Monday, March 19, 2018

Mengenang ibu

berkasih-sayang | dokumen pribadi

ibu,
waktu bergulir dan aku tidak ingat lagi bagaimana rasanya jadi bayi. sekarang aku sudah tumbuh besar meski tetap berbadan kecil, lebih mirip ibu di foto!

peristiwa kematian orang tersayang bukan sesuatu yang mudah hilang dari ingatan, ya. dalam beberapa budaya, orang justru merayakannya. sebutlah Día de Muertos—perayaan tahunan orang Meksiko untuk memperingati kematian anggota keluarga—yang diangkat dalam film Coco. keluarga yang hidup meletakkan potret anggota keluarga yang sudah meninggal di altar khusus yang disebut ofrenda. orang Meksiko percaya, pada hari Día de Muertos, arwah orang mati punya kesempatan menyeberang ke dunia untuk menjenguk keluarga yang masih hidup.

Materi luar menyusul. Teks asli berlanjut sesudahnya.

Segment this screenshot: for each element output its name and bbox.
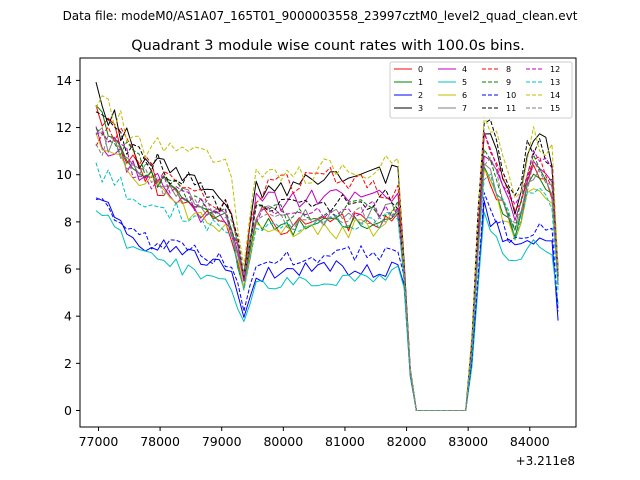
y-tick-label: 6 bbox=[64, 262, 72, 277]
x-tick-label: 79000 bbox=[202, 434, 242, 449]
y-tick-label: 12 bbox=[56, 120, 72, 135]
x-tick-label: 83000 bbox=[448, 434, 488, 449]
x-offset-label: +3.211e8 bbox=[516, 454, 575, 468]
chart-title: Quadrant 3 module wise count rates with … bbox=[131, 38, 525, 54]
legend-label-7: 7 bbox=[462, 104, 467, 113]
axes-frame bbox=[79, 57, 577, 428]
legend-label-6: 6 bbox=[462, 91, 467, 100]
legend-frame bbox=[389, 61, 573, 119]
x-tick-label: 84000 bbox=[510, 434, 550, 449]
legend-label-5: 5 bbox=[462, 78, 467, 87]
series-line-15 bbox=[95, 134, 559, 411]
x-axis: 77000 78000 79000 80000 81000 82000 83000 84000 bbox=[79, 427, 550, 449]
series-line-11 bbox=[95, 111, 559, 411]
y-tick-label: 14 bbox=[56, 73, 72, 88]
y-tick-label: 10 bbox=[56, 167, 72, 182]
legend-label-15: 15 bbox=[550, 104, 560, 113]
x-tick-label: 78000 bbox=[140, 434, 180, 449]
series-layer bbox=[95, 81, 559, 411]
series-line-2 bbox=[95, 197, 559, 411]
y-tick-label: 2 bbox=[64, 356, 72, 371]
x-tick-label: 80000 bbox=[263, 434, 303, 449]
legend-label-2: 2 bbox=[418, 91, 423, 100]
legend-label-8: 8 bbox=[506, 65, 511, 74]
legend-label-3: 3 bbox=[418, 104, 423, 113]
series-line-12 bbox=[95, 131, 559, 411]
y-tick-label: 8 bbox=[64, 214, 72, 229]
series-line-10 bbox=[95, 192, 559, 411]
series-line-7 bbox=[95, 127, 559, 411]
legend-label-14: 14 bbox=[550, 91, 560, 100]
y-tick-label: 4 bbox=[64, 309, 72, 324]
legend-label-4: 4 bbox=[462, 65, 467, 74]
series-line-14 bbox=[95, 95, 559, 411]
data-file-label: Data file: modeM0/AS1A07_165T01_90000035… bbox=[63, 9, 578, 23]
x-tick-label: 81000 bbox=[325, 434, 365, 449]
legend-label-0: 0 bbox=[418, 65, 423, 74]
legend-label-1: 1 bbox=[418, 78, 423, 87]
series-line-9 bbox=[95, 128, 559, 411]
series-line-13 bbox=[95, 162, 559, 411]
legend-label-11: 11 bbox=[506, 104, 516, 113]
legend-label-13: 13 bbox=[550, 78, 560, 87]
y-axis: 0 2 4 6 8 10 12 14 bbox=[56, 73, 80, 418]
y-tick-label: 0 bbox=[64, 403, 72, 418]
legend-label-12: 12 bbox=[550, 65, 560, 74]
x-tick-label: 77000 bbox=[79, 434, 119, 449]
legend-label-9: 9 bbox=[506, 78, 511, 87]
x-tick-label: 82000 bbox=[387, 434, 427, 449]
legend-label-10: 10 bbox=[506, 91, 516, 100]
series-line-5 bbox=[95, 210, 559, 411]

di Jawa, kita memperingati peristiwa kematian dengan menggelar pengajian. bukan peringatan tahunan, karena orang Jawa punya hitungan sendiri untuk memperingati peristiwa kematian. sudah lama sejak keluarga kita mengadakan peringatan kematian (untuk ibu). mungkin keluarga dan lingkungan kita memang sudah beranjak meninggalkan tradisi itu. atau mungkin, karena hitungan kepergian ibu telah melampaui angka-angka genap maupun kelipatan tahun yang biasa diperingati orang.

aku tidak peduli angka genap atau kelipatan, ibu. aku akan selalu mengingatnya, hari dan tanggal kepergianmu. bukan untuk terus larut dalam dukacita, melainkan karena sejak hari itu, aku ditakdirkan lebih banyak belajar.

orang-orang terkasih pergi membawa separuh hatimu,
memberikan dua opsi bagi separuh yang tertinggal.
spirit melanjutkan hidup, atau dera kekosongan yang tiada habisnya.

aku memilih yang pertama, bu,

bertahan hidup, berusaha meneruskan spiritmu. adik-adik juga! tidak pernah mudah rasanya. dada kami disesaki rasa takut, goyah, berkali-kali jatuh ke titik terendah, selepas kehilangan ibu.

tapi, ibu kan tidak benar-benar hilang. ibu hanya pindah ke tempat yang lebih tenang, bukan?

beristirahatlah dengan nyaman di taman surga, ibu. sampai bertemu jika sudah waktunya.